Fr. Patrick Sheridan, O.S.B.
I remember when I was a child my younger sister’s favorite Nursery Rhyme was “Mary Had a Little Lamb.” For about one year, age 3-4, she would sing it every day over and over again. And I can understand that. For a little child it conjures up pictures of cute, cuddly baby lambs prancing around in the meadow– just begging to be hugged by little children. But what did John the Baptist mean when he called Jesus the Lamb of God?

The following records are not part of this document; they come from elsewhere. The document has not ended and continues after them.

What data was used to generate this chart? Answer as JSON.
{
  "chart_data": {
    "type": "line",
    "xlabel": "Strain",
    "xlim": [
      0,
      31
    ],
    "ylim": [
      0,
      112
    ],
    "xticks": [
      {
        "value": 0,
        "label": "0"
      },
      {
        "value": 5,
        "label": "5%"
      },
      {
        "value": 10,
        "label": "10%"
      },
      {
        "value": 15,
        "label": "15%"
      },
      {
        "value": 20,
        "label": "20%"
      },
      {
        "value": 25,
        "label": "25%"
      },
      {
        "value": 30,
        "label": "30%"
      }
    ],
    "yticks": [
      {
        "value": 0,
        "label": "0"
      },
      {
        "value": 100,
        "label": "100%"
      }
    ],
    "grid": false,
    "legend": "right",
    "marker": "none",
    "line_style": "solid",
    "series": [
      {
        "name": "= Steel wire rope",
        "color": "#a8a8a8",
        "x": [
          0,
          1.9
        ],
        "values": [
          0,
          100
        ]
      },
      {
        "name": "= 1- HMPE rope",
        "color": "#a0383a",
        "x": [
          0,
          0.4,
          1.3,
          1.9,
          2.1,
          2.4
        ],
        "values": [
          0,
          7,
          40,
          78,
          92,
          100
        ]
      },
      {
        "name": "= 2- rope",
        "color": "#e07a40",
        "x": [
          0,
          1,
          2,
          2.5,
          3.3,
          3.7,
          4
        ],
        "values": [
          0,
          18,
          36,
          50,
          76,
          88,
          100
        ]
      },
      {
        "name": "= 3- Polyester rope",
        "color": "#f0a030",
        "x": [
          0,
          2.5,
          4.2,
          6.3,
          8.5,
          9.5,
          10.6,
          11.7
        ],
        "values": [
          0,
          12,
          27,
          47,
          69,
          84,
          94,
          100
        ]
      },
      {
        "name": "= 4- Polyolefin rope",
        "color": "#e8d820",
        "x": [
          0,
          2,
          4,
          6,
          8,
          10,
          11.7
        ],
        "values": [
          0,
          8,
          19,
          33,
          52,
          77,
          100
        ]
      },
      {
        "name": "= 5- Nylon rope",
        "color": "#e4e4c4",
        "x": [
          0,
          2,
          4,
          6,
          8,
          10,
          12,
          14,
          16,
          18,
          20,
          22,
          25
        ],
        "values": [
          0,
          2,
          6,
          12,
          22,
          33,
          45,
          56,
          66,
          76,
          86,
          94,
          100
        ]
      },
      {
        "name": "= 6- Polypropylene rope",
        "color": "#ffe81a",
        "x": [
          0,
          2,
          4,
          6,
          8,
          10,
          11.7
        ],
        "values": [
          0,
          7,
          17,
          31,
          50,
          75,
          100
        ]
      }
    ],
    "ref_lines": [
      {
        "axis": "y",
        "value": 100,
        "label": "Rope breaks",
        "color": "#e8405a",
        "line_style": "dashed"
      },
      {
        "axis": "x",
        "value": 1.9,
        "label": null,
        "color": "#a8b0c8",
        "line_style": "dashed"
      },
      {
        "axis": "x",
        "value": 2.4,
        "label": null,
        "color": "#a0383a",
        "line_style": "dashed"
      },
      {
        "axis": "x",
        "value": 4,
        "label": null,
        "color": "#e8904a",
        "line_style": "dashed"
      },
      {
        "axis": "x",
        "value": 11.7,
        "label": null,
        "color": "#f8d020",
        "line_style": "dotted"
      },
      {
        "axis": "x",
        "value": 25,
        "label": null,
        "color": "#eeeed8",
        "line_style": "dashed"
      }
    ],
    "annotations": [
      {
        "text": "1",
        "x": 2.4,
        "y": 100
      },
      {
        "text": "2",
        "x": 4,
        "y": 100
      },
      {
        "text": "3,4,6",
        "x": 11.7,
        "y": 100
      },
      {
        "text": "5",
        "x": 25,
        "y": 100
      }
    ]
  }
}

Every morning and evening a lamb was ritually killed in the Temple as a sacrifice to God. There wasn’t anything cute or cuddly about it. The priest slit its throat and it bled to death. The blood (which to Jews was the life of the animal) was then thrown on the base of the altar, a gift to God, and the meat was burnt. It was pretty grizzly business. And there were scores of other regular occasions for similar sacrifices. The one for Christians to think about is the Passover Feast.
The oldest Jewish memory of lamb-sacrifice was the rather strange story of the Passover lamb in the Book of Exodus. The Passover was (and is) an important Jewish festival commemorating their escape from slavery in Egypt. To protect themselves from the plague of the slaying of the firstborn of the Egyptians, they were told to mark their door posts with lamb’s blood. Every year thereafter each family would sacrifice a lamb in memory of that deliverance. It was at the time of the Passover feast that Jesus was put to death in Jerusalem, so it was natural for Christians later on to see him as the Passover Lamb, the Lamb of God.
But Jesus is both the offerer of the sacrifice and its victim and his death and resurrection inaugurate a New Covenant between God and his people. It’s significant that in all the Gospel accounts of the Last Supper there is no mention of a lamb being eaten during the meal. Because there was, of course, a new Lamb, who told his companions to take and eat, take and drink the bread and wine “handed over for you.” And it is through the blood of this Lamb that we find salvation and liberation.
The Baptizer goes on to say that he personally saw the Spirit of God come down on Jesus like a dove and it remained with him. The dove is a symbol of new life, recalling the dove which brought the olive branch back to Noah’s ark and indicated that the Flood was over. At the same time, the One who told John to baptize with water also said that the One on whom the Spirit came down (Jesus) would in turn baptize with the Holy Spirit. And the Baptist concludes: “Now I have seen and give witness that he is the Son of God.”
Each one of us has also received the same Spirit in our baptism. It was that Spirit which inspired Jesus in all his Messianic work climaxing in his death on the cross. May the same Spirit inspire us to follow in Jesus’ footsteps and join with him in his work to build the Kingdom.